Et pourtant, les minuscules différences qu’il avait pu noter jusqu’à présent étaient bien trop importantes pour qu’il ne tombe pas dans l’illusion.
Le boss a besoin de toi là-bas.
Il s’arracha au spectacle qui le laissait de marbre, rejoignant le canapé pour mieux s’y laisser choir. Une grimace douloureuse étira brièvement les traits de son faciès. Ses doigts glissèrent un instant sur son buste, dans l’espoir plus ou moins conscient d’apaiser les vives contestations de ses vieilles plaies en voie de cicatrisation. Quelle putain de merde. La souffrance était toujours là, latente, endormie au creux de sa chair. Il ne suffisait que d’un geste malencontreux pour que ses blessures se rappellent à lui, réveillant avec elles le goût amer des conséquences qu’elles avaient engendré. S’il ne s’était pas fait trouer la peau au milieu d’une foutue fusillade, en serait-il seulement là aujourd’hui ?

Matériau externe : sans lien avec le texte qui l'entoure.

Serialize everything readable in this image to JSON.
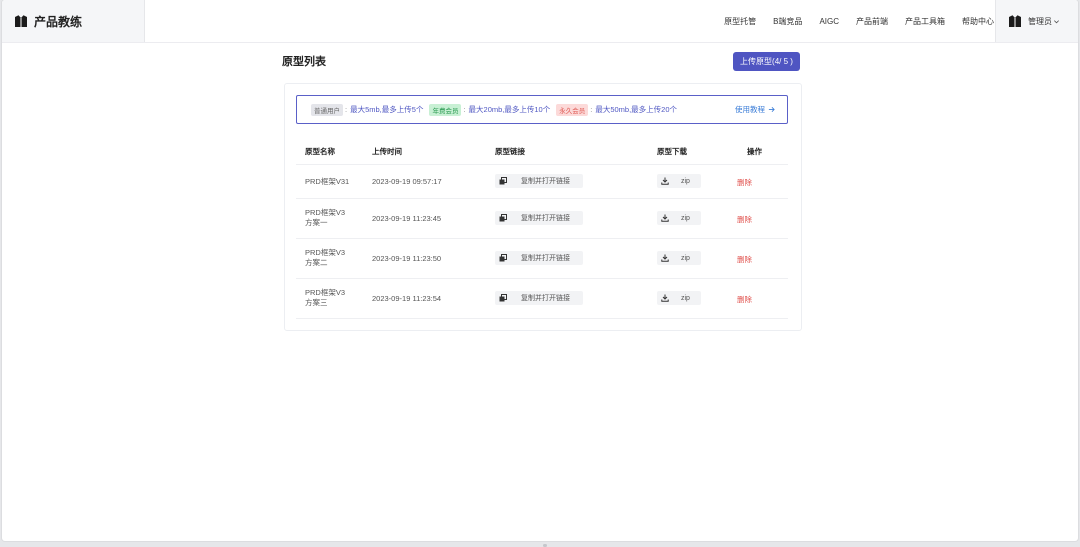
{
  "header": {
    "brand_name": "产品教练",
    "nav": [
      "原型托管",
      "B端竞品",
      "AIGC",
      "产品前端",
      "产品工具箱",
      "帮助中心"
    ],
    "user_name": "管理员"
  },
  "page": {
    "title": "原型列表",
    "upload_label": "上传原型(4/ 5 )"
  },
  "notice": {
    "tier1_tag": "普通用户",
    "tier1_quota": "最大5mb,最多上传5个",
    "tier2_tag": "年费会员",
    "tier2_quota": "最大20mb,最多上传10个",
    "tier3_tag": "永久会员",
    "tier3_quota": "最大50mb,最多上传20个",
    "separator": ":",
    "tutorial_label": "使用教程"
  },
  "table": {
    "headers": {
      "name": "原型名称",
      "time": "上传时间",
      "link": "原型链接",
      "download": "原型下载",
      "action": "操作"
    },
    "copy_label": "复制并打开链接",
    "download_label": "zip",
    "delete_label": "删除",
    "rows": [
      {
        "name_line1": "PRD框架V31",
        "name_line2": "",
        "time": "2023-09-19 09:57:17"
      },
      {
        "name_line1": "PRD框架V3",
        "name_line2": "方案一",
        "time": "2023-09-19 11:23:45"
      },
      {
        "name_line1": "PRD框架V3",
        "name_line2": "方案二",
        "time": "2023-09-19 11:23:50"
      },
      {
        "name_line1": "PRD框架V3",
        "name_line2": "方案三",
        "time": "2023-09-19 11:23:54"
      }
    ]
  },
  "colors": {
    "accent": "#4f55c2",
    "link": "#3c7ed8",
    "danger": "#e0504c"
  }
}
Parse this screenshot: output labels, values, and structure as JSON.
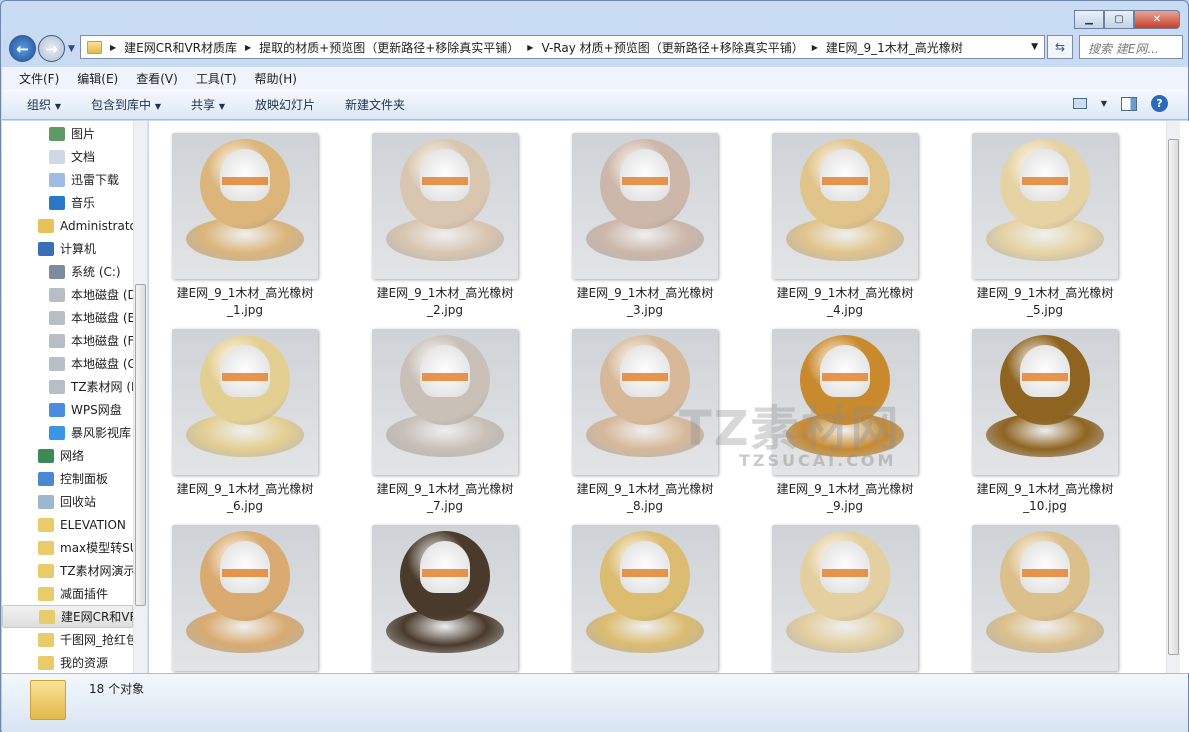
{
  "address": {
    "segments": [
      "建E网CR和VR材质库",
      "提取的材质+预览图（更新路径+移除真实平铺）",
      "V-Ray 材质+预览图（更新路径+移除真实平铺）",
      "建E网_9_1木材_高光橡树"
    ]
  },
  "search": {
    "placeholder": "搜索 建E网..."
  },
  "menu": [
    "文件(F)",
    "编辑(E)",
    "查看(V)",
    "工具(T)",
    "帮助(H)"
  ],
  "toolbar": {
    "organize": "组织",
    "include": "包含到库中",
    "share": "共享",
    "slideshow": "放映幻灯片",
    "new_folder": "新建文件夹"
  },
  "sidebar": [
    {
      "label": "图片",
      "indent": 2,
      "icon": "pictures-icon",
      "color": "#5f9a63"
    },
    {
      "label": "文档",
      "indent": 2,
      "icon": "documents-icon",
      "color": "#cfd8e4"
    },
    {
      "label": "迅雷下载",
      "indent": 2,
      "icon": "download-icon",
      "color": "#9fbde3"
    },
    {
      "label": "音乐",
      "indent": 2,
      "icon": "music-icon",
      "color": "#2b77c8"
    },
    {
      "label": "Administrator",
      "indent": 1,
      "icon": "user-folder-icon",
      "color": "#e6c35a"
    },
    {
      "label": "计算机",
      "indent": 1,
      "icon": "computer-icon",
      "color": "#3b6fb5"
    },
    {
      "label": "系统 (C:)",
      "indent": 2,
      "icon": "system-drive-icon",
      "color": "#7c8c9c"
    },
    {
      "label": "本地磁盘 (D:)",
      "indent": 2,
      "icon": "drive-icon",
      "color": "#b8bec6"
    },
    {
      "label": "本地磁盘 (E:)",
      "indent": 2,
      "icon": "drive-icon",
      "color": "#b8bec6"
    },
    {
      "label": "本地磁盘 (F:)",
      "indent": 2,
      "icon": "drive-icon",
      "color": "#b8bec6"
    },
    {
      "label": "本地磁盘 (G:)",
      "indent": 2,
      "icon": "drive-icon",
      "color": "#b8bec6"
    },
    {
      "label": "TZ素材网 (H:)",
      "indent": 2,
      "icon": "drive-icon",
      "color": "#b8bec6"
    },
    {
      "label": "WPS网盘",
      "indent": 2,
      "icon": "cloud-icon",
      "color": "#4a8de0"
    },
    {
      "label": "暴风影视库",
      "indent": 2,
      "icon": "video-library-icon",
      "color": "#3a95e6"
    },
    {
      "label": "网络",
      "indent": 1,
      "icon": "network-icon",
      "color": "#3a8a5a"
    },
    {
      "label": "控制面板",
      "indent": 1,
      "icon": "control-panel-icon",
      "color": "#4a88d0"
    },
    {
      "label": "回收站",
      "indent": 1,
      "icon": "recycle-bin-icon",
      "color": "#9fb6d0"
    },
    {
      "label": "ELEVATION",
      "indent": 1,
      "icon": "folder-icon",
      "color": "#eacb6a"
    },
    {
      "label": "max模型转SU",
      "indent": 1,
      "icon": "folder-icon",
      "color": "#eacb6a"
    },
    {
      "label": "TZ素材网演示",
      "indent": 1,
      "icon": "folder-icon",
      "color": "#eacb6a"
    },
    {
      "label": "减面插件",
      "indent": 1,
      "icon": "folder-icon",
      "color": "#eacb6a"
    },
    {
      "label": "建E网CR和VR材质库",
      "indent": 1,
      "icon": "folder-icon",
      "color": "#eacb6a",
      "selected": true
    },
    {
      "label": "千图网_抢红包",
      "indent": 1,
      "icon": "folder-icon",
      "color": "#eacb6a"
    },
    {
      "label": "我的资源",
      "indent": 1,
      "icon": "folder-icon",
      "color": "#eacb6a"
    }
  ],
  "files": [
    {
      "name": "建E网_9_1木材_高光橡树",
      "ext": "_1.jpg",
      "color": "#dcb57a"
    },
    {
      "name": "建E网_9_1木材_高光橡树",
      "ext": "_2.jpg",
      "color": "#d9c6b0"
    },
    {
      "name": "建E网_9_1木材_高光橡树",
      "ext": "_3.jpg",
      "color": "#cdb7aa"
    },
    {
      "name": "建E网_9_1木材_高光橡树",
      "ext": "_4.jpg",
      "color": "#e0c48a"
    },
    {
      "name": "建E网_9_1木材_高光橡树",
      "ext": "_5.jpg",
      "color": "#e6d3a4"
    },
    {
      "name": "建E网_9_1木材_高光橡树",
      "ext": "_6.jpg",
      "color": "#e4cf92"
    },
    {
      "name": "建E网_9_1木材_高光橡树",
      "ext": "_7.jpg",
      "color": "#c9c0b8"
    },
    {
      "name": "建E网_9_1木材_高光橡树",
      "ext": "_8.jpg",
      "color": "#d7b99a"
    },
    {
      "name": "建E网_9_1木材_高光橡树",
      "ext": "_9.jpg",
      "color": "#c98a2e"
    },
    {
      "name": "建E网_9_1木材_高光橡树",
      "ext": "_10.jpg",
      "color": "#8f6420"
    },
    {
      "name": "",
      "ext": "",
      "color": "#d9ab70"
    },
    {
      "name": "",
      "ext": "",
      "color": "#4a3a2c"
    },
    {
      "name": "",
      "ext": "",
      "color": "#dcbc70"
    },
    {
      "name": "",
      "ext": "",
      "color": "#e4cfa0"
    },
    {
      "name": "",
      "ext": "",
      "color": "#dcc08c"
    }
  ],
  "watermark": {
    "title": "TZ素材网",
    "url": "TZSUCAI.COM"
  },
  "status": {
    "count": "18 个对象"
  }
}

Ezekiel se souvenait encore parfaitement bien de l’étreinte cruelle des balles contre sa poitrine. Il se souvenait de la douleur, de ses mains imbibées de sang. Il se souvenait des cris, de l’explosion des coups de feu tout autour de lui. Il ne comprenait toujours pas ce qui avait fait que les choses avaient mal tourné ce soir-là. Tout ce qu’il savait, c’est qu’il avait repris connaissance dans l’un des bâtiments du clan. Gavé de médicaments. Opéré clandestinement. Les pions de la pègre, on ne fait pas la connerie de les envoyer à l’hôpital. Ce serait se jeter dans un sac à emmerdes. Y’a rien de mieux pour attirer l’attention des flics.
T’es resté trois jours dans le coma, mon vieux. J’me suis dit « merde, il va vraiment crever ce connard » ! Qu’est-ce qu’on aurait fait sans toi, hein ?

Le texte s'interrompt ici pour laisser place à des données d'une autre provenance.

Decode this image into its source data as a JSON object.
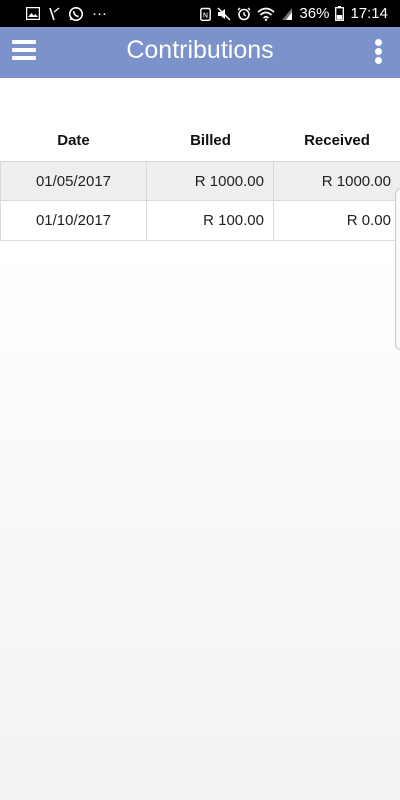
{
  "status_bar": {
    "icons_left": [
      "gallery-icon",
      "missed-call-icon",
      "whatsapp-icon"
    ],
    "more_notifications": "···",
    "icons_right": [
      "nfc-icon",
      "mute-icon",
      "alarm-icon",
      "wifi-icon",
      "signal-icon"
    ],
    "battery": "36%",
    "time": "17:14"
  },
  "app_bar": {
    "title": "Contributions",
    "menu_icon": "hamburger-menu-icon",
    "overflow_icon": "more-vertical-icon",
    "color": "#7b93ca"
  },
  "table": {
    "headers": {
      "date": "Date",
      "billed": "Billed",
      "received": "Received"
    },
    "rows": [
      {
        "date": "01/05/2017",
        "billed": "R 1000.00",
        "received": "R 1000.00"
      },
      {
        "date": "01/10/2017",
        "billed": "R 100.00",
        "received": "R 0.00"
      }
    ]
  }
}
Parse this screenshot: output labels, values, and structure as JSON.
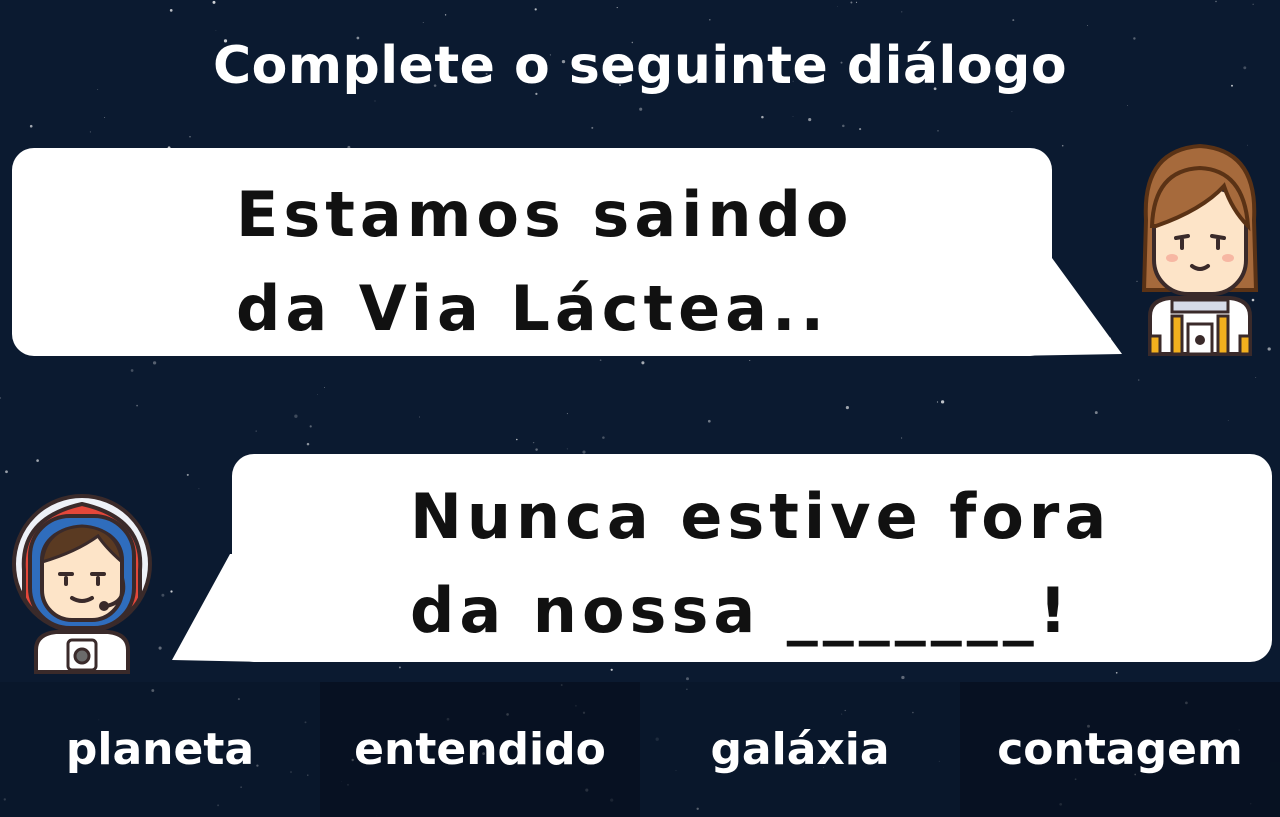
{
  "title": "Complete o seguinte diálogo",
  "dialogue": [
    {
      "speaker_icon": "astronaut-woman-icon",
      "lines": "Estamos saindo\nda Via Láctea.."
    },
    {
      "speaker_icon": "astronaut-man-icon",
      "lines": "Nunca estive fora\nda nossa _______!"
    }
  ],
  "options": [
    "planeta",
    "entendido",
    "galáxia",
    "contagem"
  ],
  "colors": {
    "background": "#0b1a30",
    "bubble": "#ffffff",
    "text": "#111111",
    "option_text": "#ffffff"
  }
}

Un soupir souleva son torse. Il posa ses doigts contre ses paupières lourdes pour tenter vainement de chasser cet éreintement qui lui collait à l’échine depuis des jours. Qu’est-ce qu’il foutait là, nom de dieu.
On s’est occupé de ton gosse pendant tout c’temps. Eh calme-toi, faut que tu restes couché. Il va bien. On a dû calmer sa folle de mère quand elle a appris ce qui s’était passé. Comment t’as pu sauter une furieuse pareille, sérieux ?
Pourquoi la voix de cet enfoiré tournait en boucle dans son crâne putain ? Il aurait dû le tuer. Une balle entre les deux yeux. Il aurait enfin fermé sa gueule.
Ecoute, le boss pense que ta relation avec Léo a foutu la merde. On est sûr de rien. Mais c’est peut-être bien à cause de ça que c’est partie en vrille l’autre soir. Il veut plus que tu le revoies. Tu piges ?
Un rictus mauvais étira ses lèvres. Il laissa sa tête retomber contre le dossier du canapé. Il n’y avait rien pour soulager sa conscience. Rien pour faire taire les remords qui consumaient son âme.
Le boss a dit qu’il t’enverra ton gosse une fois que tu seras bien arrivé à Albany. Mais seulement si tu fais une croix sur ton mec. Sinon ...
Sinon il le tuera. Son fils. La menace était silencieuse, mais bien vivante. Ezekiel avait fait son choix. Sacrifier une partie de lui-même pour assurer la survie du reste. Abandonner Léo pour sauver son enfant.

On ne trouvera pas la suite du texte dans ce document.